The number of school districts in the U.S. was once much greater. Federal Department of Education data indicate that the total fell to 13,588 by 2010 from 117,108 in 1939. Much of the consolidation reflects the long-term trend away from one-room rural schoolhouses and the merger of previously remote systems.

But even as consolidation increased, one part of the education landscape resisted: growing U.S. suburbs. The contemporary configuration consists of large, center-city school systems often surrounded by a patchwork of much smaller suburban districts.

This configuration comes at a cost for city-dwellers, as demonstrated by Stanford economist Caroline M. Hoxby. Her 1994 paper “Does Competition Among Public Schools Benefit Students and Taxpayers?” examined the effect of greater public school choice due to a larger number of independent school districts in a metropolitan area. Hoxby found evidence that easier choice leads to greater productivity. Areas with greater opportunities for choice among public schools have lower per-pupil spending, lower teacher salaries, and larger classes. The same areas have better average student performance, as measured by students’ educational attainment, wages, and test scores.

Big cities interested both in improving educational achievement and striking a better balance between labor and public school parents should consider dividing their school district into multiple smaller ones. This should be more than decentralized management. These new, smaller city districts should be modeled on their suburban counterparts—with their own their own elected school boards and their own tax bases. Additional funding may come from voluntary local charitable contributions.

These new, smaller districts should be carefully drawn. States also should establish criteria for approving new district establishment, including an adequate property tax base. State governments may be the main force in catalyzing breakups, given the usual reluctance of management to cede turf.

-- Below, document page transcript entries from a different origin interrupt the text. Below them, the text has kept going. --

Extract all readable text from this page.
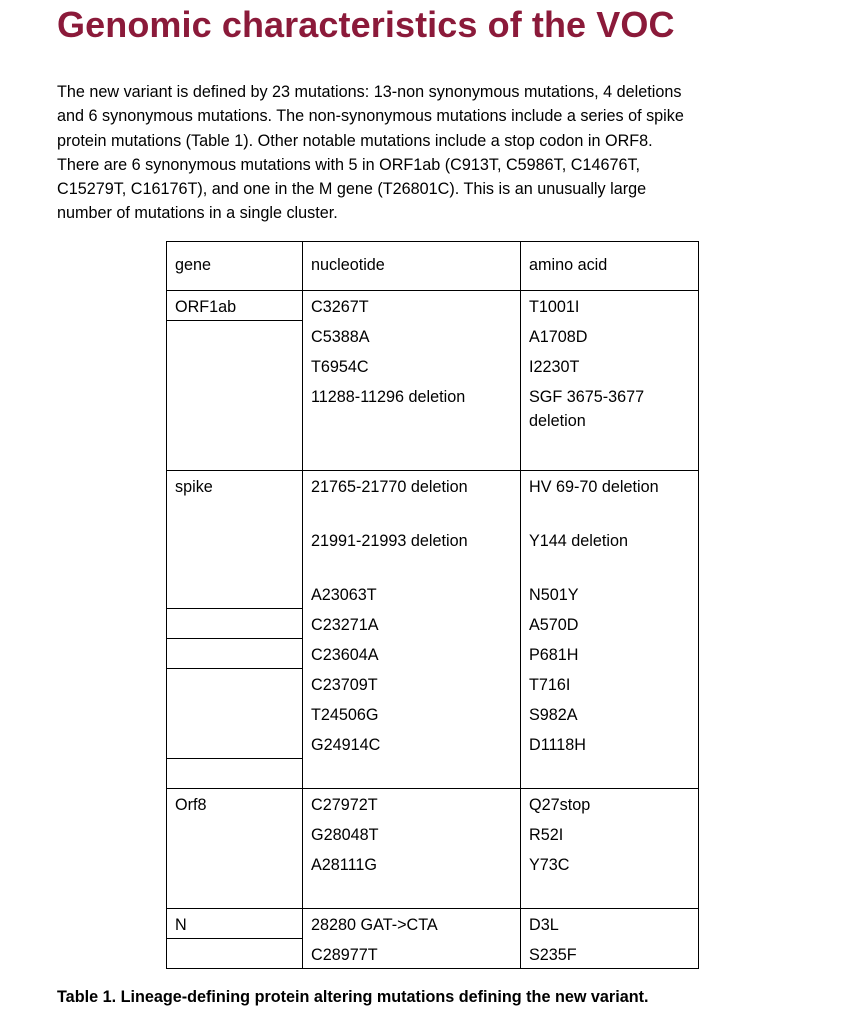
Genomic characteristics of the VOC

The new variant is defined by 23 mutations: 13-non synonymous mutations, 4 deletions
and 6 synonymous mutations. The non-synonymous mutations include a series of spike
protein mutations (Table 1). Other notable mutations include a stop codon in ORF8.
There are 6 synonymous mutations with 5 in ORF1ab (C913T, C5986T, C14676T,
C15279T, C16176T), and one in the M gene (T26801C). This is an unusually large
number of mutations in a single cluster.

gene	nucleotide	amino acid
ORF1ab	C3267T	T1001I
	C5388A	A1708D
	T6954C	I2230T
	11288-11296 deletion	SGF 3675-3677 deletion

spike	21765-21770 deletion	HV 69-70 deletion
	21991-21993 deletion	Y144 deletion
	A23063T	N501Y
	C23271A	A570D
	C23604A	P681H
	C23709T	T716I
	T24506G	S982A
	G24914C	D1118H

Orf8	C27972T	Q27stop
	G28048T	R52I
	A28111G	Y73C

N	28280 GAT->CTA	D3L
	C28977T	S235F

Table 1. Lineage-defining protein altering mutations defining the new variant.
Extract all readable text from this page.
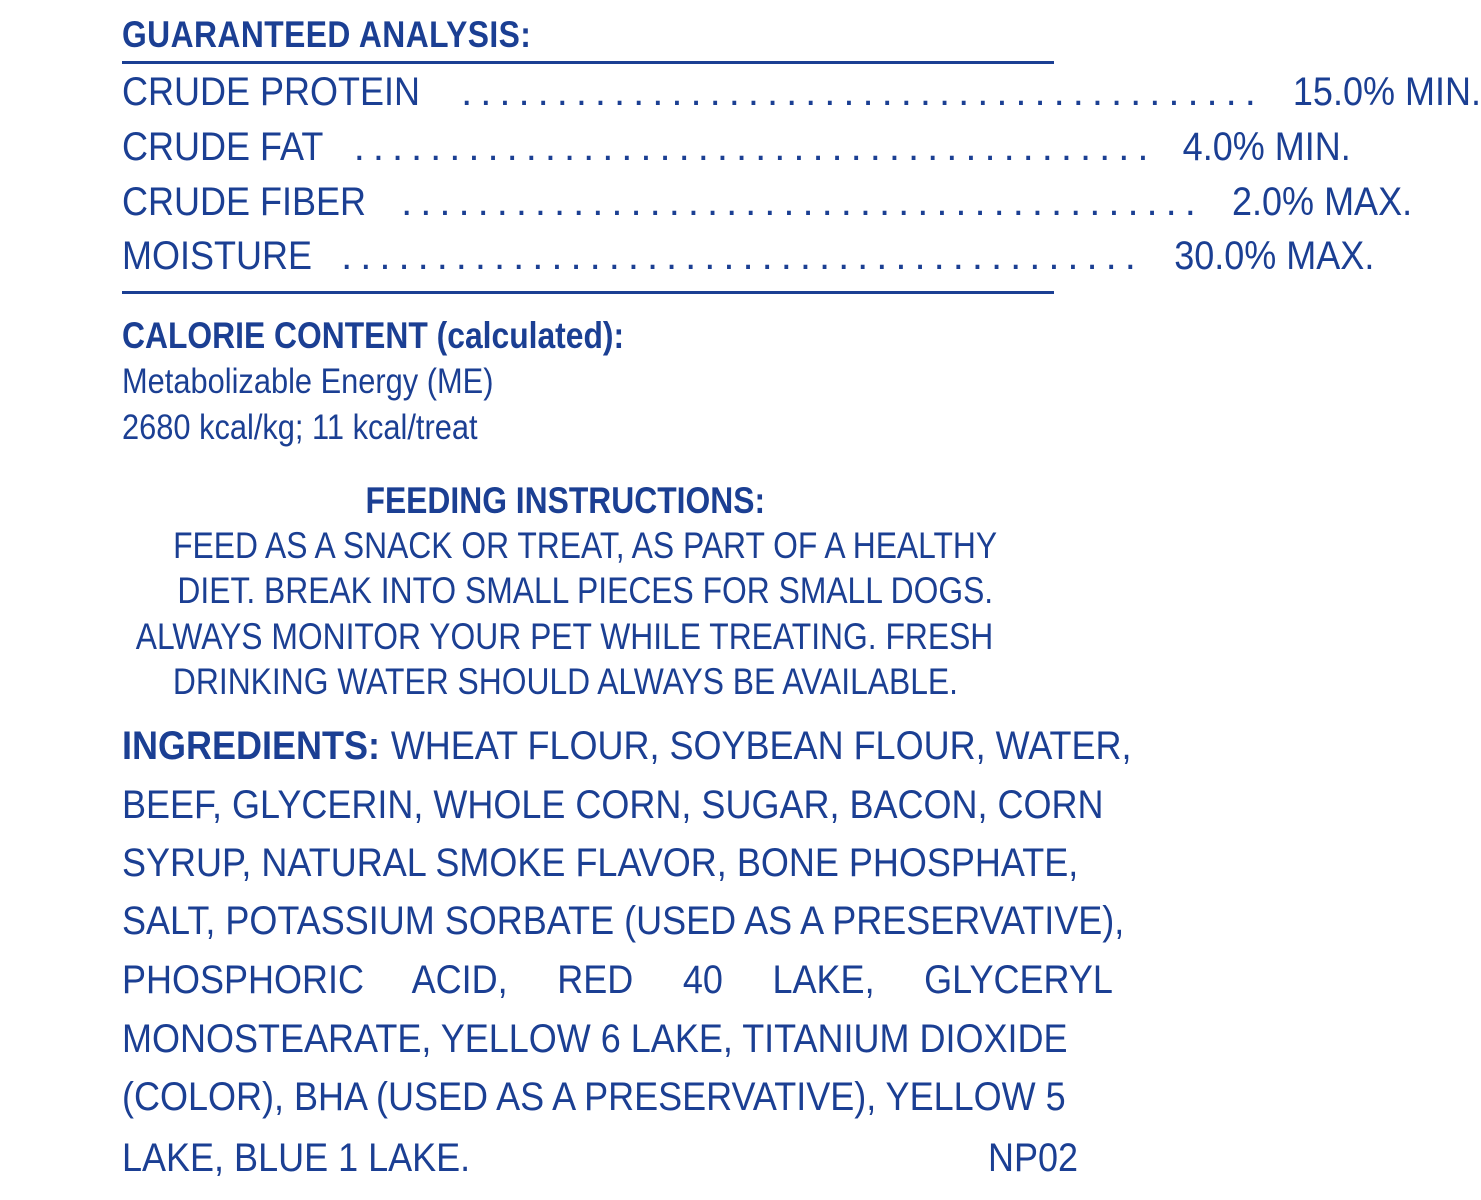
GUARANTEED ANALYSIS:
CRUDE PROTEIN .......................................... 15.0% MIN.
CRUDE FAT .......................................... 4.0% MIN.
CRUDE FIBER .......................................... 2.0% MAX.
MOISTURE .......................................... 30.0% MAX.
CALORIE CONTENT (calculated):
Metabolizable Energy (ME)
2680 kcal/kg; 11 kcal/treat
FEEDING INSTRUCTIONS:
FEED AS A SNACK OR TREAT, AS PART OF A HEALTHY
DIET. BREAK INTO SMALL PIECES FOR SMALL DOGS.
ALWAYS MONITOR YOUR PET WHILE TREATING. FRESH
DRINKING WATER SHOULD ALWAYS BE AVAILABLE.
INGREDIENTS: WHEAT FLOUR, SOYBEAN FLOUR, WATER,
BEEF, GLYCERIN, WHOLE CORN, SUGAR, BACON, CORN
SYRUP, NATURAL SMOKE FLAVOR, BONE PHOSPHATE,
SALT, POTASSIUM SORBATE (USED AS A PRESERVATIVE),
PHOSPHORIC ACID, RED 40 LAKE, GLYCERYL
MONOSTEARATE, YELLOW 6 LAKE, TITANIUM DIOXIDE
(COLOR), BHA (USED AS A PRESERVATIVE), YELLOW 5
LAKE, BLUE 1 LAKE.	NP02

Breaking up school districts into smaller pieces would not reverse gains realized by the labor movement. Public-sector employees would still be negotiate contracts with school districts. But increasing the number of districts would likely decrease the relative power of the labor movement by making school boards more sensitive to nearby competition and more responsive to parents. The eventual benefits to students could be significant.

Howard Husock is an adjunct scholar in domestic policy studies at the American Enterprise Institute, which published the recent paper, “The Case for Breaking Up Big Urban School Systems.” He is concurrently an executive senior fellow with the Philanthropy Roundtable.